On to Cavill and the A plot. He’s monster hunting a “shtriga,” which in “Witcher” world is a monstrous babe born to a cursed mother. This monster has already taken out another witcher, who—it turns out—are not all blond so how did everyone know Cavill was a witcher in the first episode. The distinct armor maybe? Funny how a show with so much exposition never has the right exposition.

After some beefcake—the first Cavill beefcake (had to make sure the wife was paying attention) in the show (but no bum even though the woman he’s with is uncomfortably topless)—Cavill goes to budget Ironforge where some dwarves hire him to take on the monster.

Wait, wait—there’s also the “look at his scars” sequence with Cavill, which isn’t particularly good but always got to remember… Return of Swamp Thing never gets credit for coming up with that sequence.

So it turns out the monster is the daughter of king Shaun Dooley’s (dead) sister, who his general (Jason Thorpe) loved from afar and there’s all sorts of twisted history and jealousy and whatnot.

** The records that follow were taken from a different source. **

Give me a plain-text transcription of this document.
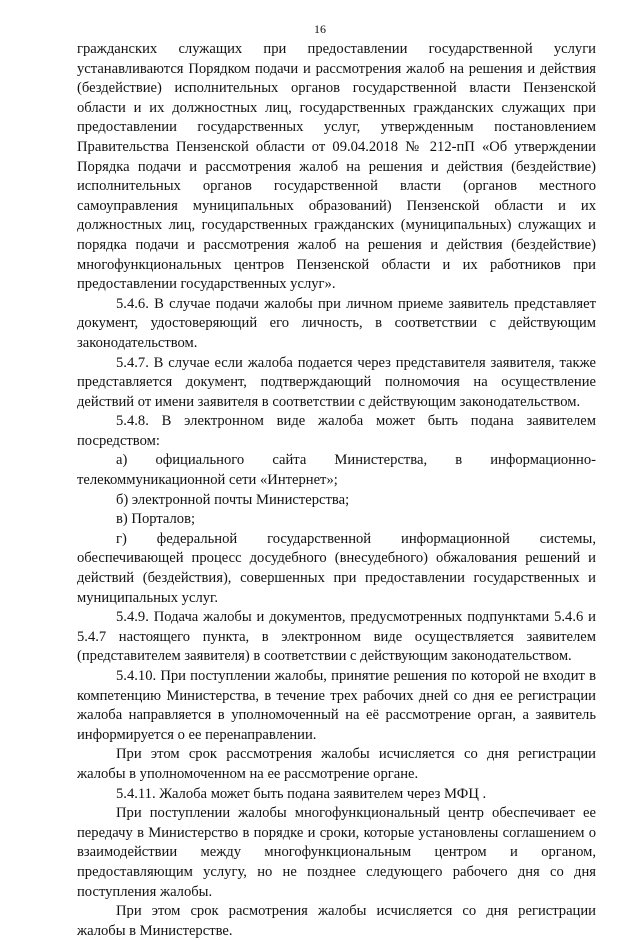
16

гражданских служащих при предоставлении государственной услуги устанавливаются Порядком подачи и рассмотрения жалоб на решения и действия (бездействие) исполнительных органов государственной власти Пензенской области и их должностных лиц, государственных гражданских служащих при предоставлении государственных услуг, утвержденным постановлением Правительства Пензенской области от 09.04.2018 № 212-пП «Об утверждении Порядка подачи и рассмотрения жалоб на решения и действия (бездействие) исполнительных органов государственной власти (органов местного самоуправления муниципальных образований) Пензенской области и их должностных лиц, государственных гражданских (муниципальных) служащих и порядка подачи и рассмотрения жалоб на решения и действия (бездействие) многофункциональных центров Пензенской области и их работников при предоставлении государственных услуг».

5.4.6. В случае подачи жалобы при личном приеме заявитель представляет документ, удостоверяющий его личность, в соответствии с действующим законодательством.

5.4.7. В случае если жалоба подается через представителя заявителя, также представляется документ, подтверждающий полномочия на осуществление действий от имени заявителя в соответствии с действующим законодательством.

5.4.8. В электронном виде жалоба может быть подана заявителем посредством:

а) официального сайта Министерства, в информационно-телекоммуникационной сети «Интернет»;

б) электронной почты Министерства;

в) Порталов;

г) федеральной государственной информационной системы, обеспечивающей процесс досудебного (внесудебного) обжалования решений и действий (бездействия), совершенных при предоставлении государственных и муниципальных услуг.

5.4.9. Подача жалобы и документов, предусмотренных подпунктами 5.4.6 и 5.4.7 настоящего пункта, в электронном виде осуществляется заявителем (представителем заявителя) в соответствии с действующим законодательством.

5.4.10. При поступлении жалобы, принятие решения по которой не входит в компетенцию Министерства, в течение трех рабочих дней со дня ее регистрации жалоба направляется в уполномоченный на её рассмотрение орган, а заявитель информируется о ее перенаправлении.

При этом срок рассмотрения жалобы исчисляется со дня регистрации жалобы в уполномоченном на ее рассмотрение органе.

5.4.11. Жалоба может быть подана заявителем через МФЦ .

При поступлении жалобы многофункциональный центр обеспечивает ее передачу в Министерство в порядке и сроки, которые установлены соглашением о взаимодействии между многофункциональным центром и органом, предоставляющим услугу, но не позднее следующего рабочего дня со дня поступления жалобы.

При этом срок расмотрения жалобы исчисляется со дня регистрации жалобы в Министерстве.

Dooley doesn’t want to kill the niece, monster or not, and has his own mage (Anna Shaffer) trying to come up with a better solution. Cavill teams up with Shaffer to try to save the monster, which culminates in a big fight scene where Cavill really should have called “Martha.”

Some more backstory on “Witcher” world, including how three worlds collided—humans, elves, and monsters (I think, I’m sure on the first two, not 100% on the monsters)—but the novels are from before Warcraft so I guess Warcraft ripped off “Witcher”?

Good performances from Thorpe and Dooley help the A plot. Shaffer’s a good foil for Cavill, who seems to be getting a new sidekick every episode. He also has power up potions he guzzles before fights, which really makes it feel like a video game adaptation.

Some bad makeup, but also some really good makeup… a nice Tim Burton “homage” dance sequence… magical creatures can lose consciousness… all sorts of things going on.

“Witcher”’s kind of a low all right, but Chalotra’s performance definitely makes it worthwhile.